How this skill works

It begins with a full test run (make test) to collect failure metadata: counts, error types, and affected files. Failures are grouped by error type, module, and root cause to prioritize fixes. For each group the skill identifies the root cause, implements minimal edits, and verifies the fix by running focused test subsets before progressing. After all groups pass, it runs the full suite to confirm no regressions.

When to use it

  • When a user asks to "fix the tests" or "make the test suite green".
  • When tests fail locally or in CI and the user reports failing tests.
  • After a large refactor or repository merge that introduces multiple test failures.
  • When CI is blocked by test failures and a quick, structured remediation is required.
  • When you want a repeatable, prioritized approach to repair many related failures.

Best practices

  • Run a complete test pass first to capture all failures and patterns.
  • Group similar failures by error type, file/module, or root cause before changing code.
  • Prioritize infrastructure errors (imports, deps, config) before API or logic fixes.
  • Make minimal, focused edits and verify them with targeted test runs.
  • Use git diff to understand recent changes that likely introduced failures.
  • Don’t proceed to the next group until the current group’s tests reliably pass.

Example use cases

  • A refactor renamed modules and 20 tests fail with ImportError; fix imports first and re-run targeted tests.
  • CI shows multiple unrelated failures; group errors to address common root causes and unblock the pipeline quickly.
  • After updating external dependencies, several tests fail; identify API changes and adapt calls in affected modules.
  • A developer reports failing tests after merging a feature branch; run make test, group errors, and apply focused fixes to restore build health.
  • A monorepo consolidation caused cross-package import breaks; repair dependency references and validate with subset runs.

FAQ

What commands does the skill run to validate fixes?

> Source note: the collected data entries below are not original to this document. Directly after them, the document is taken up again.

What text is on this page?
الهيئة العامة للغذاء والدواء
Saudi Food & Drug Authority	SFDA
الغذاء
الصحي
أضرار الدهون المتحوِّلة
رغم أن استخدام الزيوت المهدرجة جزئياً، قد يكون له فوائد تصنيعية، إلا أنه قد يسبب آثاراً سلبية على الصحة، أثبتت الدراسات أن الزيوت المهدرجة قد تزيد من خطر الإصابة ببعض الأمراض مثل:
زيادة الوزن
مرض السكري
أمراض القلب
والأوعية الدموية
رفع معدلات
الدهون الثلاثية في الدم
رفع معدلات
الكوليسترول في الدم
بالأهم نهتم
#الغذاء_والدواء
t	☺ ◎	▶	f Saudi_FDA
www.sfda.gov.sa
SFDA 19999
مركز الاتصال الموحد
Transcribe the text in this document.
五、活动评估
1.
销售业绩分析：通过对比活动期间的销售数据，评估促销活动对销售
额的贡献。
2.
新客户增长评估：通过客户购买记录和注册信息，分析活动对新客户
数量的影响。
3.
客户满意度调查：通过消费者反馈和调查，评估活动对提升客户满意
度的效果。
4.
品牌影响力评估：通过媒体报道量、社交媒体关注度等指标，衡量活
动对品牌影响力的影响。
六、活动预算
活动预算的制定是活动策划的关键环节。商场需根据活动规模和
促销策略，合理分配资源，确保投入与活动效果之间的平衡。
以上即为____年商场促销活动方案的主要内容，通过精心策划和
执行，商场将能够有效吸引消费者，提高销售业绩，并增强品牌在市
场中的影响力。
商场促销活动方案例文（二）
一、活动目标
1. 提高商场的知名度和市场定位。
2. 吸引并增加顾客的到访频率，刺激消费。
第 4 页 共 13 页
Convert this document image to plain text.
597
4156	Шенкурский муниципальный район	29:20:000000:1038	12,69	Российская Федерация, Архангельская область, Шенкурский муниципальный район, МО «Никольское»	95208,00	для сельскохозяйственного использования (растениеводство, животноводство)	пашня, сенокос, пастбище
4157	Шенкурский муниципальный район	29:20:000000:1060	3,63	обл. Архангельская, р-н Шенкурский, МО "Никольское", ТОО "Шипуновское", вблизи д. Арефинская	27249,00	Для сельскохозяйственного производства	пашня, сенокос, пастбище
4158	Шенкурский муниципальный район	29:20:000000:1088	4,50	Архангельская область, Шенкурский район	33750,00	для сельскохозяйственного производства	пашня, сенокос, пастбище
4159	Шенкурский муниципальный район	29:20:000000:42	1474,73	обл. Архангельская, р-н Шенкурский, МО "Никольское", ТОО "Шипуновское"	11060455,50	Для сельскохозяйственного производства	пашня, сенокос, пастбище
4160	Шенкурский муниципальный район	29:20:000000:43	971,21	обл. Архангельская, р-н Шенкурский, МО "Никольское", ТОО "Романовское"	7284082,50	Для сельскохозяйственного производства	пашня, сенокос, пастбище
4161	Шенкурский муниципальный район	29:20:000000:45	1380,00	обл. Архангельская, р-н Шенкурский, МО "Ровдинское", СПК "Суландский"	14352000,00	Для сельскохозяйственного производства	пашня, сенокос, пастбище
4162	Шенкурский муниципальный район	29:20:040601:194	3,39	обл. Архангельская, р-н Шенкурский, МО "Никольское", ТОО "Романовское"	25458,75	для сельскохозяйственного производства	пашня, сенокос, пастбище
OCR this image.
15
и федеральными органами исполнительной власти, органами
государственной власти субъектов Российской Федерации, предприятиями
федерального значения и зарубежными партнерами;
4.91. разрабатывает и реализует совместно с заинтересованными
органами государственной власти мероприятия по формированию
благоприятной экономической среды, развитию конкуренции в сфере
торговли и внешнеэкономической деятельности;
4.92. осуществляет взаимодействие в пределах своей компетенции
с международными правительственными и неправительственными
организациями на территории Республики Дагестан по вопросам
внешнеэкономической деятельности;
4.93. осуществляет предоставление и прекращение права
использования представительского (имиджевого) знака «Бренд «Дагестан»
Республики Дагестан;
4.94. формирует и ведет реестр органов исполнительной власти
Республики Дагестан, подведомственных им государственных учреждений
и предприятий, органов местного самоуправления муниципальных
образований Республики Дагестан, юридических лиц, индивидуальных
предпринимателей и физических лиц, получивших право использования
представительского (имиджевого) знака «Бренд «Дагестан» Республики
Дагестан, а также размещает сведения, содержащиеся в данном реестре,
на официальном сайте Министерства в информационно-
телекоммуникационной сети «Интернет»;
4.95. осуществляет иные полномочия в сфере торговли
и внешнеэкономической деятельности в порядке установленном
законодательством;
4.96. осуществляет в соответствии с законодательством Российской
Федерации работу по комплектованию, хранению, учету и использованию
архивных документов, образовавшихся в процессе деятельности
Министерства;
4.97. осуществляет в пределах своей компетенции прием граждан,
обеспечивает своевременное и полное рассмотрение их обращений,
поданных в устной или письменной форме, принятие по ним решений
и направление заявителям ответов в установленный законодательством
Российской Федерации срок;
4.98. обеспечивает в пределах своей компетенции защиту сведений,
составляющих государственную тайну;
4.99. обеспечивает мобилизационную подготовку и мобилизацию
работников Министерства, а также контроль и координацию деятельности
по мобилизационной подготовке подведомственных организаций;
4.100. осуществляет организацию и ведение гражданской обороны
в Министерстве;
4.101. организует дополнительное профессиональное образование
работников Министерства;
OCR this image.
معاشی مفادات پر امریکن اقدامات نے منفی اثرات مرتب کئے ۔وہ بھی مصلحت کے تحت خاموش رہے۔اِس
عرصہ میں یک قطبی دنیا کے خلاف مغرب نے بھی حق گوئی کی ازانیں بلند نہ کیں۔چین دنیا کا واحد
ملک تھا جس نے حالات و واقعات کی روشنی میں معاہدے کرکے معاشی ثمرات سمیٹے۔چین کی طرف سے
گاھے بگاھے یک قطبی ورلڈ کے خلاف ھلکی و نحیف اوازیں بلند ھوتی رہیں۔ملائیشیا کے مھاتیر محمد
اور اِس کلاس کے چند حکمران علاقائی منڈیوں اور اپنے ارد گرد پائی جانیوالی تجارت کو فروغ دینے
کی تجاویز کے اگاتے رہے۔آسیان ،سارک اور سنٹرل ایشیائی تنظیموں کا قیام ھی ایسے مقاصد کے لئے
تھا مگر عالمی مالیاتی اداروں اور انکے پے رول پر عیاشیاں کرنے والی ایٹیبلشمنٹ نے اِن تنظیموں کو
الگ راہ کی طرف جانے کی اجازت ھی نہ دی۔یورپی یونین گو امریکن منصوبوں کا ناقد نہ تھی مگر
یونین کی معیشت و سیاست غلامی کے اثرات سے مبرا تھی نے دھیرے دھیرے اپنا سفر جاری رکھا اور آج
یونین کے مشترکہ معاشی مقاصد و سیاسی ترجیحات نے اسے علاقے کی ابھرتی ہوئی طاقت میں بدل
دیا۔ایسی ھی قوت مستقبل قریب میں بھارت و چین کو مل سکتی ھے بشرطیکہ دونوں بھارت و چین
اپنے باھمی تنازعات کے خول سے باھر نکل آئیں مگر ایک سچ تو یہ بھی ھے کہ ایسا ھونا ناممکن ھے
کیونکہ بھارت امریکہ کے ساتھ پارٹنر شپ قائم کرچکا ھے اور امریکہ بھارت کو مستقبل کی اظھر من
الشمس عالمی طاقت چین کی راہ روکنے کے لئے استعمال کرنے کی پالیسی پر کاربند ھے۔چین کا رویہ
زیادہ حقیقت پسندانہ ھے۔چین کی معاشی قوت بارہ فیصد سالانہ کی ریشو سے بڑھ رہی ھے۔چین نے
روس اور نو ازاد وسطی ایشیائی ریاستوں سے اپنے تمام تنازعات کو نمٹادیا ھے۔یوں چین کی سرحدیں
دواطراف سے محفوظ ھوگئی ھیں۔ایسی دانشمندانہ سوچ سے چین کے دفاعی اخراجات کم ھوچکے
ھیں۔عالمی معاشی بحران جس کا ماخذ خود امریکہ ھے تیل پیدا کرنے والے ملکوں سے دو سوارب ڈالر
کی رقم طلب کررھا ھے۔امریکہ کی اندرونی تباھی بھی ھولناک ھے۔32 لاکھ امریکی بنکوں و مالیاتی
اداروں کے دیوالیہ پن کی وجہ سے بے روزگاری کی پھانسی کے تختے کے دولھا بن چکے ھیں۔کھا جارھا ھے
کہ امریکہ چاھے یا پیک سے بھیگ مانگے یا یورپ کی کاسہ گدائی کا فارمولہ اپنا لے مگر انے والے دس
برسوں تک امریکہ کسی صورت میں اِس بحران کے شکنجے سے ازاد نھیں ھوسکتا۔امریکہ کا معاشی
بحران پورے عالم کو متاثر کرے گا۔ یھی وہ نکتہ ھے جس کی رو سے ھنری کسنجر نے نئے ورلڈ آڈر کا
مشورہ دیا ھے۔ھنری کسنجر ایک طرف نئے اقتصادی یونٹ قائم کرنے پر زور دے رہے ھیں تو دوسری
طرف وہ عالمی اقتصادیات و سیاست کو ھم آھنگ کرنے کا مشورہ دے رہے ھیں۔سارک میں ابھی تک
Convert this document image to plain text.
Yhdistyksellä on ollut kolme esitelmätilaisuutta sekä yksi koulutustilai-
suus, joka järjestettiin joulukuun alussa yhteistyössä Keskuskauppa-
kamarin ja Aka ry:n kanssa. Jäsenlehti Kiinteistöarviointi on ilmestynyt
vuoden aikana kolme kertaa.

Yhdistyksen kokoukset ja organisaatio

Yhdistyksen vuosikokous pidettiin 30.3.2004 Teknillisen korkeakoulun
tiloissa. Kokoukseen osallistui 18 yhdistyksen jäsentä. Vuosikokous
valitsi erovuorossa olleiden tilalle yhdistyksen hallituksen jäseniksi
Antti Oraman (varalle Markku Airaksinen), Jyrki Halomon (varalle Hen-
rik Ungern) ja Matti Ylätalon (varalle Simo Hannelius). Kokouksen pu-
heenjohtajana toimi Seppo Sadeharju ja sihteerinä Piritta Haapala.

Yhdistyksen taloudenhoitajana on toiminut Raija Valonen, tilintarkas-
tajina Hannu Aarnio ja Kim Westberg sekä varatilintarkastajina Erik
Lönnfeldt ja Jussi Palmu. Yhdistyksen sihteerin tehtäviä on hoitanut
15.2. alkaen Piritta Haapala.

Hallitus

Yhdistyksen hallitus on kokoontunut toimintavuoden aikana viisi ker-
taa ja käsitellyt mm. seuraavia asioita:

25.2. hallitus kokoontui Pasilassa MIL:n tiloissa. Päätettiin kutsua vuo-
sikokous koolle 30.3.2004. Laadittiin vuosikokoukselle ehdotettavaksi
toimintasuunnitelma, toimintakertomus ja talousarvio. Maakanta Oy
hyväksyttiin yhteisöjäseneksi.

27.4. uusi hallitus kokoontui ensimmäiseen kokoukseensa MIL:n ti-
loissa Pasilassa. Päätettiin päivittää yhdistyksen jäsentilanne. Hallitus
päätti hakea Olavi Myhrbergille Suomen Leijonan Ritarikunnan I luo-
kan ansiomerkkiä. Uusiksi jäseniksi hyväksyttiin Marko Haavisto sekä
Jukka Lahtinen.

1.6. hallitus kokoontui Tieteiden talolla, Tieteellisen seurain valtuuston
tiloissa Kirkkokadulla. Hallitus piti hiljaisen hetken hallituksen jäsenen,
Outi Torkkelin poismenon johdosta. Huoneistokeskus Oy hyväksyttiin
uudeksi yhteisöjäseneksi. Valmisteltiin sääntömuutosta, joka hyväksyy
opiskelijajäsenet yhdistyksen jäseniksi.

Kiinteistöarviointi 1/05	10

Primary commands are make test for full runs and focused pytest invocations (uv run pytest tests/path/to/test_file.py -v or uv run pytest -k "pattern" -v) for targeted verification.

How does it decide which failures to fix first?

It prioritizes by number of affected tests and dependency order: infrastructure (imports/deps/config) first, then API/signature changes, then logic/assertion fixes.

Will the skill make large refactors to fix tests?

No. It aims for minimal, focused changes scoped to the failure group to reduce regression risk and preserve test coverage.